Zabaxe’s 2013 accounts filed

Due by the 30th September, the Zabaxe accounts for financial year ending December 31st 2013 were filed late on 2nd October and were made available for viewing by Companies House this morning. For those unfamiliar with the story surrounding Zabaxe, their 2012 accounts were analysed on Measured Progress earlier this year. A very quick analysis of the most recent set of financial statements follows…

In terms of the content, it’s a continuation on the theme, but the key points are:

“Qualified Basis”

Once again, the auditor A I Cherry, who also audits the accounts for Blackpool FC Limited and Segesta Limited, has only signed off the accounts on a “qualified basis”. The reason given for this was as follows:

“We were unable to obtain sufficient evidence about the recoverability, and hence the carrying amount, of the amounts owed by certain related parties, namely House of Roma Limited, The Lancashire & North West Magazine Limited and Entertainment Apps Limited and other debtors which remain outstanding”

Basically, the auditor is saying that he is not confident the monies loaned by Zabaxe to these other Oyston companies can ever be repaid, presumably as they are loss-making / negative net worth. And the money being loaned by Zabaxe to these various companies, is of course the £11m out of Blackpool FC Limited’s Premier League money paid to Owen Oyston via Zabaxe in 2010/11.

The total loans outstanding to related Oyston business is currently:

  • £277,165 – House of Roma Limited
  • £70,402 – Denwis Limited
  • £102,174 – Tangerine Productions Limited
  • £564,156 – Claughton Hall Bisons Limited
  • £314,007 – The Lancashire Magazine Limited
  • £1,189,957 – Natfarm Limited
  • £172,167 – Oyston Estates Limited
  • £41,248 – Segesta Limited
  • £19,200 – Entertainment Apps Limited
  • TOTAL = £2,750,473

For their part, the directors of Zabaxe, Owen, Vicki and Karl Oyston have stated in the accounts that they believe the loans will be repaid without issue:

“The directors are confident that all amounts will be repaid in the fullness of time.”

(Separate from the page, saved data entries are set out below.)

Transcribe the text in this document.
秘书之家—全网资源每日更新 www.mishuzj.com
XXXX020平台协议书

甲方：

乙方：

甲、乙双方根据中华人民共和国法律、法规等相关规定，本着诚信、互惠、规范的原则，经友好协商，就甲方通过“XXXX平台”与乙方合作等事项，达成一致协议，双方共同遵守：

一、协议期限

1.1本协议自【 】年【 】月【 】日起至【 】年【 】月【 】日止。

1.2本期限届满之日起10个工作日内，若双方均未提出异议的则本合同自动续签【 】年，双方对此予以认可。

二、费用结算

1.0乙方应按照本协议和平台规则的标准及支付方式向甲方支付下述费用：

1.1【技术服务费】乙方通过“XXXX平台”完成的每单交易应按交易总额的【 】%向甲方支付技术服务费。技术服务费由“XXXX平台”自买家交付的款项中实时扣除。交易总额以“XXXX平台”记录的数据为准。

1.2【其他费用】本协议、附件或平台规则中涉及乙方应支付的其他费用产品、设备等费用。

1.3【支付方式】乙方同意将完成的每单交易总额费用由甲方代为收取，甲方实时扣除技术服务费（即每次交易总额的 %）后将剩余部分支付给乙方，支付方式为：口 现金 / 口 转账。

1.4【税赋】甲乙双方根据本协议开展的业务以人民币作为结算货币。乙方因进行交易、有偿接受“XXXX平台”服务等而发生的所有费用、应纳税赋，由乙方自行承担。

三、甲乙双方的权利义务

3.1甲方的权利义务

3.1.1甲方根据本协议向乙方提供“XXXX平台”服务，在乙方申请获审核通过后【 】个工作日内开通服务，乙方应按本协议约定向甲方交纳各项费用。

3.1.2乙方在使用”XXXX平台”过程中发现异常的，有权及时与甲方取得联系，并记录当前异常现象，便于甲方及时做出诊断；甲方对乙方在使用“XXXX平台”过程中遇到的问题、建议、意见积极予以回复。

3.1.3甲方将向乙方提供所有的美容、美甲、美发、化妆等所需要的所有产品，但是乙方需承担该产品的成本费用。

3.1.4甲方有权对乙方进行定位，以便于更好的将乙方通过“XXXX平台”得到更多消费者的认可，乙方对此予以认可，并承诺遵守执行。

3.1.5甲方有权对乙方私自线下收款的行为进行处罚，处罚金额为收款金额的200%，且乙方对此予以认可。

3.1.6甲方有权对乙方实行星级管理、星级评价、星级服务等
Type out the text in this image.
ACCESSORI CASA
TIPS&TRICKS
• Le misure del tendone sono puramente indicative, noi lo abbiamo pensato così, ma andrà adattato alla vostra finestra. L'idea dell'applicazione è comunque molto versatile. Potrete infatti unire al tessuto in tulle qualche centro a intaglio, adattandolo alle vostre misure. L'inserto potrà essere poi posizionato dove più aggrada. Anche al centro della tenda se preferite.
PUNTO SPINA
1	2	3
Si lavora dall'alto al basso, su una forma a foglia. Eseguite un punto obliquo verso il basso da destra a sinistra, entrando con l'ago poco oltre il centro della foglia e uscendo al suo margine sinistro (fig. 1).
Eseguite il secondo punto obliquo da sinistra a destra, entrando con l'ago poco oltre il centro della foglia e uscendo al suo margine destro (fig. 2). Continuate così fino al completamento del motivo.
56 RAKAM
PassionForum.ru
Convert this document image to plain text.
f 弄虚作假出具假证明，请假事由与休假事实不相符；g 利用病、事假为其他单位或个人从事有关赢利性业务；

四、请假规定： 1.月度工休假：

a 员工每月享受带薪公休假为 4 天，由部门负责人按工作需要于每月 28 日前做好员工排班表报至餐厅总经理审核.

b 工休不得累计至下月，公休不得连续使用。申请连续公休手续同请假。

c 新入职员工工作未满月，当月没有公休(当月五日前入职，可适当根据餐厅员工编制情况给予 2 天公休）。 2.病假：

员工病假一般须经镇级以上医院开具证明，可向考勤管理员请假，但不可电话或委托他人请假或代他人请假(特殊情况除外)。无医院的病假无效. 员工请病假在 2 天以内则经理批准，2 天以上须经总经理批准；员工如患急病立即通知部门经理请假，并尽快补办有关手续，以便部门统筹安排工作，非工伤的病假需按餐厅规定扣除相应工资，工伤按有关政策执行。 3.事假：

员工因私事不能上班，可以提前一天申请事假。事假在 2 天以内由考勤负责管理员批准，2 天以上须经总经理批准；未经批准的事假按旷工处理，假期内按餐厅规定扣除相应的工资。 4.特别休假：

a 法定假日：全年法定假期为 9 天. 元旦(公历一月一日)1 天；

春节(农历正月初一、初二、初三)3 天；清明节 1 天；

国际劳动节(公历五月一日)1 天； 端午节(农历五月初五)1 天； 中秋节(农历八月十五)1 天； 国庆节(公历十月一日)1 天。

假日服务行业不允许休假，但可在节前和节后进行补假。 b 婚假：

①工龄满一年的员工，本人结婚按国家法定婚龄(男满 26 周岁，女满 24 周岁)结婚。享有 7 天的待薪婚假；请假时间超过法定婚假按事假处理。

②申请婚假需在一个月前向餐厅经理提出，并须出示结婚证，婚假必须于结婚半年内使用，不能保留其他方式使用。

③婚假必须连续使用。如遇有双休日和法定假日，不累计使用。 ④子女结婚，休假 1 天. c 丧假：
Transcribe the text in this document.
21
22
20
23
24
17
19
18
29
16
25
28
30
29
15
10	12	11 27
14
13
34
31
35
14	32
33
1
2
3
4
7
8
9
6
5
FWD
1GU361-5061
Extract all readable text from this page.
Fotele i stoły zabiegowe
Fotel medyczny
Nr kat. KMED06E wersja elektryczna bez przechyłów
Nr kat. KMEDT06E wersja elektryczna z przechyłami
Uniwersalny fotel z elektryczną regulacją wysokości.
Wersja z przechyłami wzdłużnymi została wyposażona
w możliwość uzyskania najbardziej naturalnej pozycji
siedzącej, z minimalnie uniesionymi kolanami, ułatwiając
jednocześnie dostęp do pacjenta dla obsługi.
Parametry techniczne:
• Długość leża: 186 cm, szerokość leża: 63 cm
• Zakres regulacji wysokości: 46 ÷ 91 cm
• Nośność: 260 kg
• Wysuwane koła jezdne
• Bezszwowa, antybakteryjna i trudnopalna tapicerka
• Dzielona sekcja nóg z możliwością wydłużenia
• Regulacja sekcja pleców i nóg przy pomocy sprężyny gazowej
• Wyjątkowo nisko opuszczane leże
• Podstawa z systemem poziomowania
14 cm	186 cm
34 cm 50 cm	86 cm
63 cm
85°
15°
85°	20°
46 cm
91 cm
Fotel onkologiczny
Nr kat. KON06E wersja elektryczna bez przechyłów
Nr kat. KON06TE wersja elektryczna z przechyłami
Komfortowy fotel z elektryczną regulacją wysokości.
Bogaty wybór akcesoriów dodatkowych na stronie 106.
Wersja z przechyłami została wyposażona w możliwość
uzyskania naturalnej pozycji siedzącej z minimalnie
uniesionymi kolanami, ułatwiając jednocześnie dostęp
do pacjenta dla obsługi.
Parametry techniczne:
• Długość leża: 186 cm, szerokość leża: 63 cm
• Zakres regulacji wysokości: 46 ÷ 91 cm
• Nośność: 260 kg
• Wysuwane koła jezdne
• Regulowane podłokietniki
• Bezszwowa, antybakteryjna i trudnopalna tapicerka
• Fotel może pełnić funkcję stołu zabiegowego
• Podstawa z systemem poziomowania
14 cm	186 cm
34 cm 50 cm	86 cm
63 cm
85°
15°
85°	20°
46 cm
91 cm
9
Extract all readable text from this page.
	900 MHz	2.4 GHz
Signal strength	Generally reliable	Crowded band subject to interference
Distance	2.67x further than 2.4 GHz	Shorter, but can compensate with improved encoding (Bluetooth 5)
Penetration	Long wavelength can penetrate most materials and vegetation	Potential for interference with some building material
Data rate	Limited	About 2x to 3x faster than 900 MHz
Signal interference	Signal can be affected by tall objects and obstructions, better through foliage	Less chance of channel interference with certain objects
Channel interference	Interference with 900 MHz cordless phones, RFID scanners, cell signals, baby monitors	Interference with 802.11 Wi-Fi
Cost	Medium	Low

We shall have to see in time whether this is the case.

House of Roma Limited

Despite the auditor’s concern, Zabaxe has seen fit to loan an additional £125k to House of Roma Limited, the textiles, clothing, fur, footwear and leather goods business founded in November 2011 by then 20-year old Ms Lamara Roma, a one-time employee of Owen Oyston’s Lancashire Life magazine, working on fashion & beauty articles.

As of last year Zabaxe had outstanding loans of £152,165 to House of Roma, which has now increased to £277,165. As well as the increased financial support, Zabaxe has made House of Roma a subsidiary company. The reason behind this is unclear, as is the continued investment into a business which the auditor has severe doubts about.

Payments charged to Zabaxe by Oyston companies

For the second consecutive years, some of the companies to which Zabaxe is loaning money, charged Zabaxe for services rendered in unrelated transactions. In 2012, Denwis Limited charged £188,158 to Zabaxe and Oystons Limited charged £100,000. In 2013, these figures were reversed and Oyston Limited charged £188,158 to Zabaxe with Denwis Limited charging £100,000.

Combined, this takes it to a sum of £576,316 over the course of two years that Zabaxe has paid to Denwis Limited and Oystons Limited for unknown services. Given the size of Zabaxe, and that it essentially only acts as a shell company, it is difficult to work out quite what these services are that it is paying for.

However, at the same time, both Denwis Limited and Oystons Limited have been able to pay down their loans which they owed to Zabaxe.

Current cash position

Of the £11m that was paid to Zabaxe in 2011, the cash at bank balance has now sunk to just £4.7m. The impact of corporation tax paid in 2012, plus various loans and payments going out to other Oyston-owned business, less than half of the original amount now remains in cash form.

The infamous statement at the time to explain the payment was:

But the money is in an Oyston company; the football club is an Oyston company too, and that money is there should we require it.”

Well, £4.7m of it is there anyway. Of which it is yet to come back into the football club from which it originated.

Let’s not forget, had the money not been paid by Blackpool FC Limited into Zabaxe Limited in 2012, the club would only have incurred a tax bill of just under £3m – very similar to the one incurred by Zabaxe when they received the £11m – with the balance of over £8m being available to the club, be it for player investment, stadium maintenance, or training ground development. One suspects that £8m might have been particularly useful in avoiding the current predicament the club finds itself in.


Once more, it is a disheartening read when examining these accounts and only goes to reinforce that the Oyston family, in their stewardship of the club (and its associated entities) are not putting football first. The financial situation, paired with the on-field misery, paints a pretty grim picture.